Unbelief is a move in a game whose rules are set by believers. To deny the existence of God is to accept the categories of monotheism. As these categories fall into disuse, unbelief becomes uninteresting, and soon it is meaningless. Atheists say they want a secular world, but a world defined by the absence of the Christians’ god is still a Christian world. Secularism is like chastity, a condition defined by what it denies. If atheism has a future, it can only be in a Christian revival; but in fact Christianity and atheism are declining together.

Atheism is a late bloom of a Christian passion for truth. No pagan is ready to sacrifice the pleasure of life for the sake of mere truth. It is artful illusion, not unadorned reality, that they prize. Among the Greeks, the goal of philosophy was happiness or salvation, not truth.
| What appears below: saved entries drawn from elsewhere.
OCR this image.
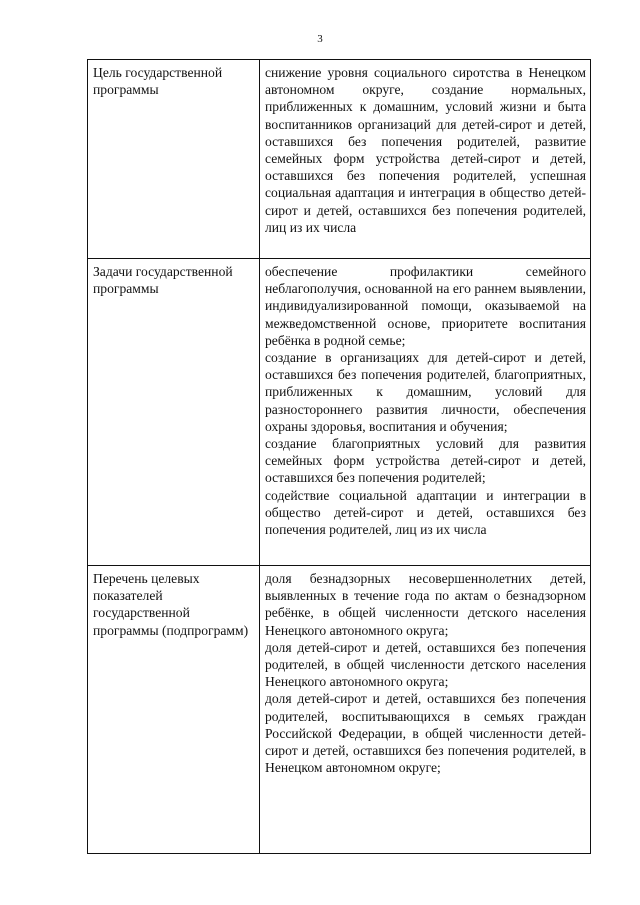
3
Цель государственной программы	снижение уровня социального сиротства в Ненецком автономном округе, создание нормальных, приближенных к домашним, условий жизни и быта воспитанников организаций для детей-сирот и детей, оставшихся без попечения родителей, развитие семейных форм устройства детей-сирот и детей, оставшихся без попечения родителей, успешная социальная адаптация и интеграция в общество детей-сирот и детей, оставшихся без попечения родителей, лиц из их числа

Задачи государственной программы	обеспечение профилактики семейного неблагополучия, основанной на его раннем выявлении, индивидуализированной помощи, оказываемой на межведомственной основе, приоритете воспитания ребёнка в родной семье;
создание в организациях для детей-сирот и детей, оставшихся без попечения родителей, благоприятных, приближенных к домашним, условий для разностороннего развития личности, обеспечения охраны здоровья, воспитания и обучения;
создание благоприятных условий для развития семейных форм устройства детей-сирот и детей, оставшихся без попечения родителей;
содействие социальной адаптации и интеграции в общество детей-сирот и детей, оставшихся без попечения родителей, лиц из их числа

Перечень целевых показателей государственной программы (подпрограмм)	доля безнадзорных несовершеннолетних детей, выявленных в течение года по актам о безнадзорном ребёнке, в общей численности детского населения Ненецкого автономного округа;
доля детей-сирот и детей, оставшихся без попечения родителей, в общей численности детского населения Ненецкого автономного округа;
доля детей-сирот и детей, оставшихся без попечения родителей, воспитывающихся в семьях граждан Российской Федерации, в общей численности детей-сирот и детей, оставшихся без попечения родителей, в Ненецком автономном округе;
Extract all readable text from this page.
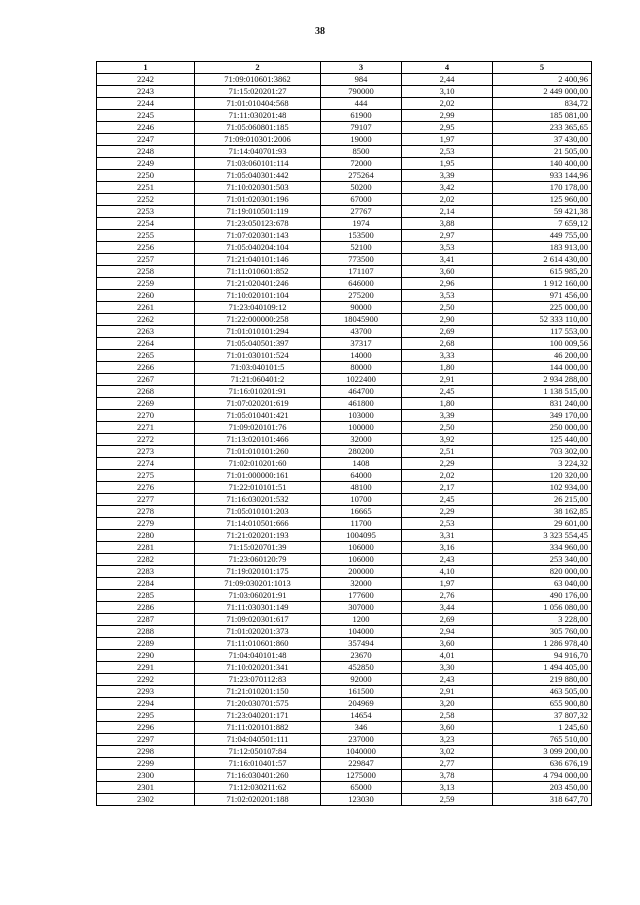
38
1	2	3	4	5
2242	71:09:010601:3862	984	2,44	2 400,96
2243	71:15:020201:27	790000	3,10	2 449 000,00
2244	71:01:010404:568	444	2,02	834,72
2245	71:11:030201:48	61900	2,99	185 081,00
2246	71:05:060801:185	79107	2,95	233 365,65
2247	71:09:010301:2006	19000	1,97	37 430,00
2248	71:14:040701:93	8500	2,53	21 505,00
2249	71:03:060101:114	72000	1,95	140 400,00
2250	71:05:040301:442	275264	3,39	933 144,96
2251	71:10:020301:503	50200	3,42	170 178,00
2252	71:01:020301:196	67000	2,02	125 960,00
2253	71:19:010501:119	27767	2,14	59 421,38
2254	71:23:050123:678	1974	3,88	7 659,12
2255	71:07:020301:143	153500	2,97	449 755,00
2256	71:05:040204:104	52100	3,53	183 913,00
2257	71:21:040101:146	773500	3,41	2 614 430,00
2258	71:11:010601:852	171107	3,60	615 985,20
2259	71:21:020401:246	646000	2,96	1 912 160,00
2260	71:10:020101:104	275200	3,53	971 456,00
2261	71:23:040109:12	90000	2,50	225 000,00
2262	71:22:000000:258	18045900	2,90	52 333 110,00
2263	71:01:010101:294	43700	2,69	117 553,00
2264	71:05:040501:397	37317	2,68	100 009,56
2265	71:01:030101:524	14000	3,33	46 200,00
2266	71:03:040101:5	80000	1,80	144 000,00
2267	71:21:060401:2	1022400	2,91	2 934 288,00
2268	71:16:010201:91	464700	2,45	1 138 515,00
2269	71:07:020201:619	461800	1,80	831 240,00
2270	71:05:010401:421	103000	3,39	349 170,00
2271	71:09:020101:76	100000	2,50	250 000,00
2272	71:13:020101:466	32000	3,92	125 440,00
2273	71:01:010101:260	280200	2,51	703 302,00
2274	71:02:010201:60	1408	2,29	3 224,32
2275	71:01:000000:161	64000	2,02	120 320,00
2276	71:22:010101:51	48100	2,17	102 934,00
2277	71:16:030201:532	10700	2,45	26 215,00
2278	71:05:010101:203	16665	2,29	38 162,85
2279	71:14:010501:666	11700	2,53	29 601,00
2280	71:21:020201:193	1004095	3,31	3 323 554,45
2281	71:15:020701:39	106000	3,16	334 960,00
2282	71:23:060120:79	106000	2,43	253 340,00
2283	71:19:020101:175	200000	4,10	820 000,00
2284	71:09:030201:1013	32000	1,97	63 040,00
2285	71:03:060201:91	177600	2,76	490 176,00
2286	71:11:030301:149	307000	3,44	1 056 080,00
2287	71:09:020301:617	1200	2,69	3 228,00
2288	71:01:020201:373	104000	2,94	305 760,00
2289	71:11:010601:860	357494	3,60	1 286 978,40
2290	71:04:040101:48	23670	4,01	94 916,70
2291	71:10:020201:341	452850	3,30	1 494 405,00
2292	71:23:070112:83	92000	2,43	219 880,00
2293	71:21:010201:150	161500	2,91	463 505,00
2294	71:20:030701:575	204969	3,20	655 900,80
2295	71:23:040201:171	14654	2,58	37 807,32
2296	71:11:020101:882	346	3,60	1 245,60
2297	71:04:040501:111	237000	3,23	765 510,00
2298	71:12:050107:84	1040000	3,02	3 099 200,00
2299	71:16:010401:57	229847	2,77	636 676,19
2300	71:16:030401:260	1275000	3,78	4 794 000,00
2301	71:12:030211:62	65000	3,13	203 450,00
2302	71:02:020201:188	123030	2,59	318 647,70
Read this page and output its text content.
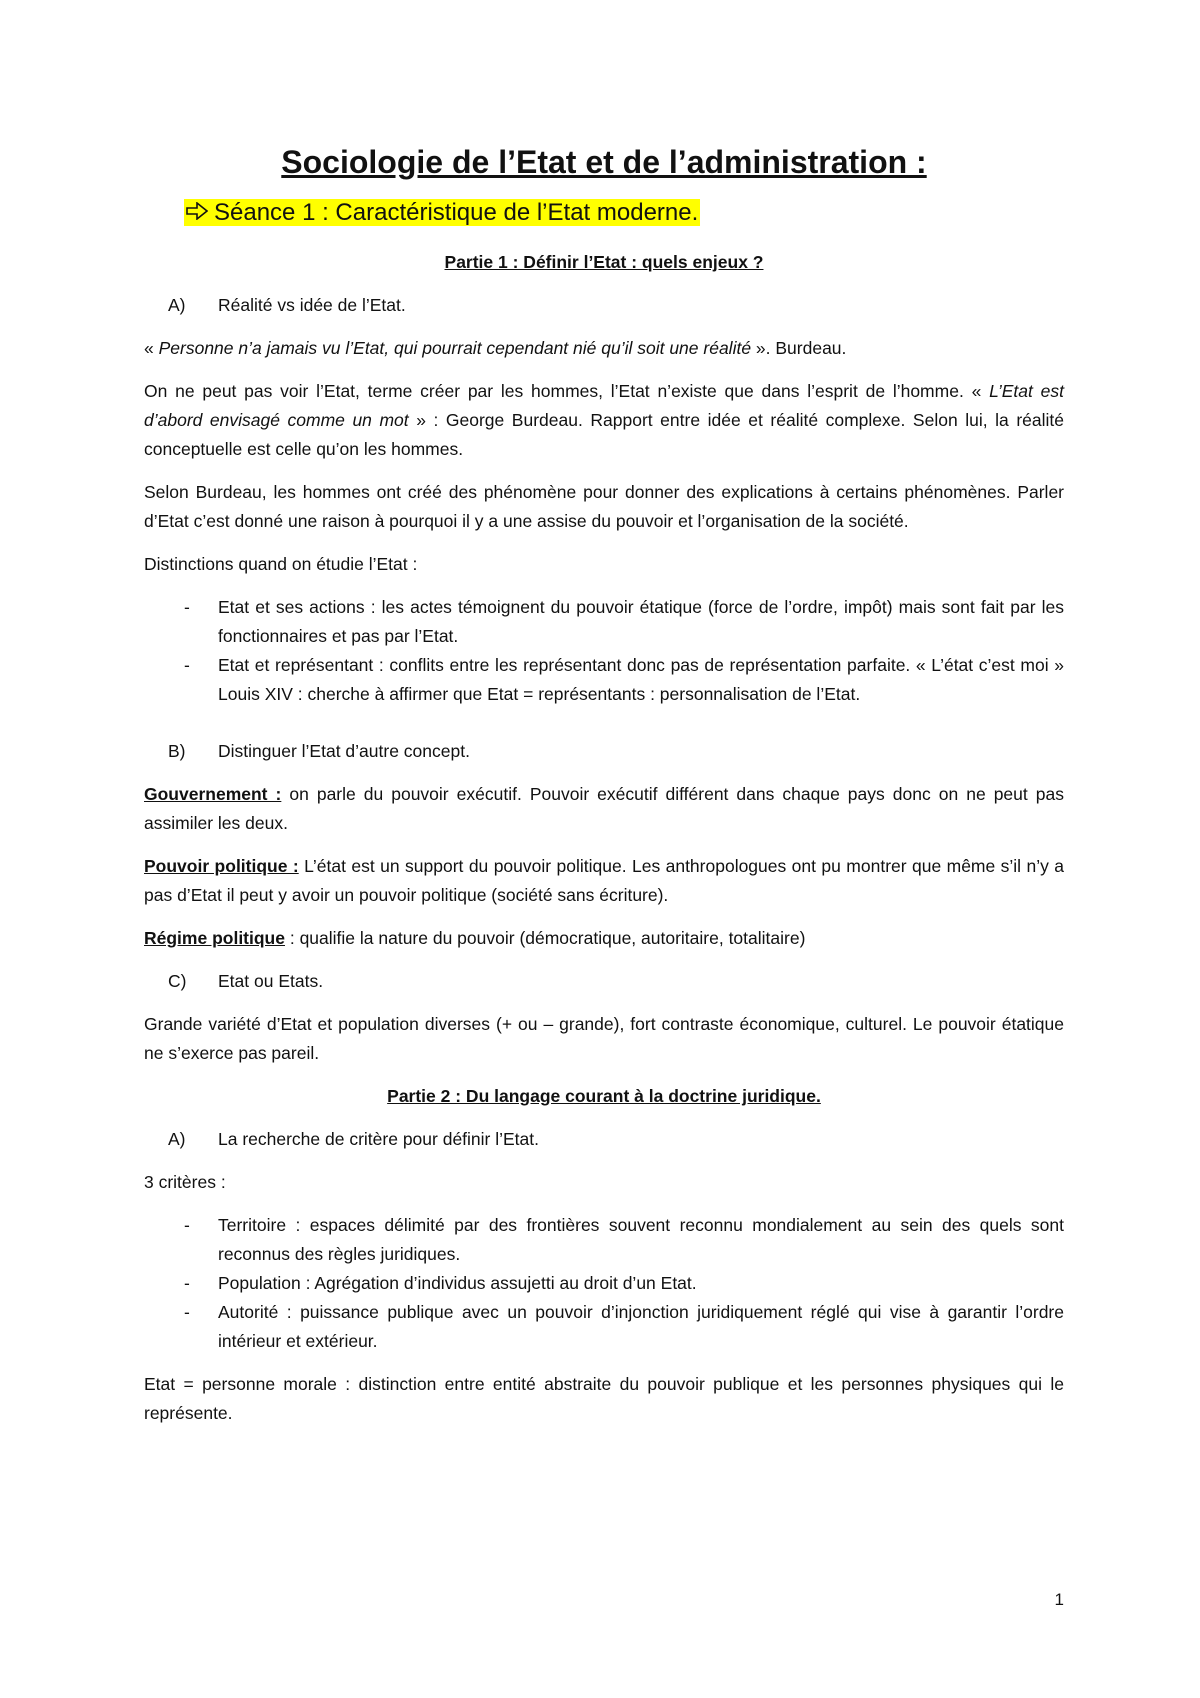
Sociologie de l’Etat et de l’administration :
Séance 1 : Caractéristique de l’Etat moderne.
Partie 1 : Définir l’Etat : quels enjeux ?
A) Réalité vs idée de l’Etat.

« Personne n’a jamais vu l’Etat, qui pourrait cependant nié qu’il soit une réalité ». Burdeau.

On ne peut pas voir l’Etat, terme créer par les hommes, l’Etat n’existe que dans l’esprit de l’homme. « L’Etat est d’abord envisagé comme un mot » : George Burdeau. Rapport entre idée et réalité complexe. Selon lui, la réalité conceptuelle est celle qu’on les hommes.

Selon Burdeau, les hommes ont créé des phénomène pour donner des explications à certains phénomènes. Parler d’Etat c’est donné une raison à pourquoi il y a une assise du pouvoir et l’organisation de la société.

Distinctions quand on étudie l’Etat :

- Etat et ses actions : les actes témoignent du pouvoir étatique (force de l’ordre, impôt) mais sont fait par les fonctionnaires et pas par l’Etat.
- Etat et représentant : conflits entre les représentant donc pas de représentation parfaite. « L’état c’est moi » Louis XIV : cherche à affirmer que Etat = représentants : personnalisation de l’Etat.
B) Distinguer l’Etat d’autre concept.

Gouvernement : on parle du pouvoir exécutif. Pouvoir exécutif différent dans chaque pays donc on ne peut pas assimiler les deux.

Pouvoir politique : L’état est un support du pouvoir politique. Les anthropologues ont pu montrer que même s’il n’y a pas d’Etat il peut y avoir un pouvoir politique (société sans écriture).

Régime politique : qualifie la nature du pouvoir (démocratique, autoritaire, totalitaire)

C) Etat ou Etats.

Grande variété d’Etat et population diverses (+ ou – grande), fort contraste économique, culturel. Le pouvoir étatique ne s’exerce pas pareil.

Partie 2 : Du langage courant à la doctrine juridique.
A) La recherche de critère pour définir l’Etat.

3 critères :

- Territoire : espaces délimité par des frontières souvent reconnu mondialement au sein des quels sont reconnus des règles juridiques.
- Population : Agrégation d’individus assujetti au droit d’un Etat.
- Autorité : puissance publique avec un pouvoir d’injonction juridiquement réglé qui vise à garantir l’ordre intérieur et extérieur.

Etat = personne morale : distinction entre entité abstraite du pouvoir publique et les personnes physiques qui le représente.

1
The worship of truth is a Christian cult.

The old pagans were right to shudder at the uncouth earnestness of the early Christians. None of the mystery religions in which the ancient world abounded claimed what Christians claimed – that all other faiths were in error. For that very reason, none of their followers could ever become an atheist. When Christians insisted that they alone possessed the truth they condemned the lush profusion of the pagan world with a damning finality.

In a world of many gods, unbelief can never be total. It can only be rejection of one god and acceptance of another, or else – as in Epicurus and his followers – the conviction that the gods do not matter since they have long since ceased to bother about human affairs.

Christianity struck at the root of pagan tolerance of illusion. In claiming that there is only one true faith, it gave truth a supreme value it had not had before. It also made disbelief in the divine possible for the first time. The long-delayed consequence of Christian faith was an idolatry of truth that found its most complete expression in atheism. If we live in a world without gods, we have Christianity to thank for it.